Es geht nicht um literarische Höchstleistungen, um schwindelerregende Wortkreationen, um Anerkennung heischende Konstruktionen, es geht darum, dass ein Mensch fähig sein sollte einen grammatikalisch richtigen, inhaltsvollen, einfachen Satz bilden zu können und sich damit selbst die Chance eröffnet, die Welt in all ihren Facetten begreifen zu können.

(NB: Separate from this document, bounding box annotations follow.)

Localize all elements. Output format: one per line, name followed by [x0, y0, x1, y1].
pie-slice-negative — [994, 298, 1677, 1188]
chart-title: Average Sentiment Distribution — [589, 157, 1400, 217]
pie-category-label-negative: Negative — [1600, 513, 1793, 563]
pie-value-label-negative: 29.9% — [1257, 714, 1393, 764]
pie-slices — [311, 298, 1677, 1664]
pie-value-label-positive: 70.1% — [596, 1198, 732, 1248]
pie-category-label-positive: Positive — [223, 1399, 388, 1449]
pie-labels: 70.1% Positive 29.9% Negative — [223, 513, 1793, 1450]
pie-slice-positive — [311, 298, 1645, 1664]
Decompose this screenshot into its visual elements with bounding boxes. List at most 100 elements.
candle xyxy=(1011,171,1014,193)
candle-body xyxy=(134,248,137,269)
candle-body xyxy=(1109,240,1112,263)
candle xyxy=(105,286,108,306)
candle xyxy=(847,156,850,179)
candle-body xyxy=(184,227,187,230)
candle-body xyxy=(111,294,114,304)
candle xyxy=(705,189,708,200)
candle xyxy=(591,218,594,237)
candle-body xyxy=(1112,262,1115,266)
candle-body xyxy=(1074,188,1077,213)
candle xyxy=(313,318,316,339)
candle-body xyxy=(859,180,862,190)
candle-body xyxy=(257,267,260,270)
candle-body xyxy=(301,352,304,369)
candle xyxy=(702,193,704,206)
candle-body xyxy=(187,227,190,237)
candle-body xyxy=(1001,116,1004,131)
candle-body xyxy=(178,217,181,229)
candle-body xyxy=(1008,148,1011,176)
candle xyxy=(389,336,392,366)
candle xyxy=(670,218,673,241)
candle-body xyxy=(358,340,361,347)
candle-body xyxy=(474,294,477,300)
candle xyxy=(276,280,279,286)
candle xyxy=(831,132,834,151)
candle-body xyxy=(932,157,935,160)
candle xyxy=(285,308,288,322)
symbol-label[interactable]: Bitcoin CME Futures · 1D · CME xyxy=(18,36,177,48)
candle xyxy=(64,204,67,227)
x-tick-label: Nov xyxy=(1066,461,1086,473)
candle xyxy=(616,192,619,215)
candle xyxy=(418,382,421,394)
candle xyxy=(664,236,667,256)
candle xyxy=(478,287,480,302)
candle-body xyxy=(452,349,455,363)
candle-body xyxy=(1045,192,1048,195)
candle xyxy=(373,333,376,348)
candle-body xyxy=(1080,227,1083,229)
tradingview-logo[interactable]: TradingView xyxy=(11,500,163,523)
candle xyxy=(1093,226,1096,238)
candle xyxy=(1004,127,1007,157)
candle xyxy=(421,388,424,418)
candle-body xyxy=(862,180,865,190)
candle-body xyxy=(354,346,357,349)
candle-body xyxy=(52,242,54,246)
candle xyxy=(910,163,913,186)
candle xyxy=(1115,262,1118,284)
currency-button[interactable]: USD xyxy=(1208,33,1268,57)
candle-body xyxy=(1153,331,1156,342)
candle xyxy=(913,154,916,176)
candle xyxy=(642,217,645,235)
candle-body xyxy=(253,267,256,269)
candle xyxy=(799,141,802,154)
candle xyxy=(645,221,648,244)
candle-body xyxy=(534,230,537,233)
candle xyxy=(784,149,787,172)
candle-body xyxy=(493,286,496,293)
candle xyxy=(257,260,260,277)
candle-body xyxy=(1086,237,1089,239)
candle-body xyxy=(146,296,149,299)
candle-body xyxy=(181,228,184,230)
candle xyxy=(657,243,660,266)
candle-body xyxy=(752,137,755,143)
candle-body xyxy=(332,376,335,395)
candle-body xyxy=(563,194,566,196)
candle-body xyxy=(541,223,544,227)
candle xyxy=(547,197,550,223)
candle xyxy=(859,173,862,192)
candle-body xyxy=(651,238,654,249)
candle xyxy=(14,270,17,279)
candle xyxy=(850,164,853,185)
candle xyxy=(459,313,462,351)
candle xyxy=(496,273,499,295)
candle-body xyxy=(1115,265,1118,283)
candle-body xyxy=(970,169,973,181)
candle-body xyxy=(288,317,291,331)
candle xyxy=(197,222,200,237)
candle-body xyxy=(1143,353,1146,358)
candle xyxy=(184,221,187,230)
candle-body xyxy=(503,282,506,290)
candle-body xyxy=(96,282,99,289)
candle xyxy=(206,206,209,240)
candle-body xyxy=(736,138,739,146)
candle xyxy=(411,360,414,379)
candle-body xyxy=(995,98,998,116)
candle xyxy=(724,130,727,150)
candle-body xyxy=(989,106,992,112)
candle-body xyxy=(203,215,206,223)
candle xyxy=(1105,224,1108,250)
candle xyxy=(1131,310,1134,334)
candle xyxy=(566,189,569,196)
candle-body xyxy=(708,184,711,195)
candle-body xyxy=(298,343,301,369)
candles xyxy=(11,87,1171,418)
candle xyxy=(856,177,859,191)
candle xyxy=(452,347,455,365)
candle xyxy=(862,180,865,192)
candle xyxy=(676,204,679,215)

Kennt man einen Baum, weiß man, dass eine Anhäufung von Bäumen ein Wald ist. Kennt man verschiedene Bäume und weiß man darüber hinaus über die Eigenschaften der einzelnen Baumarten, ist man fähig die Funktion des Waldes zu verstehen. Das Erkannte befähigt in weiterer Folge den richtigen Umgang mit dem Wald und löst darüber hinaus ganz von selbst weitere, tiefere Gedanken dazu aus. Nicht jeder muss Waldspezialist werden, aber jeder sollte zumindest erkennen können, dass es verschiedene Arten und Eigenschaften von Bäumen gibt.

Worte erwachen zum Leben, sobald man gelernt hat, mit ihnen umzugehen. Dadurch bereichern sie das eigene Leben und die Welt.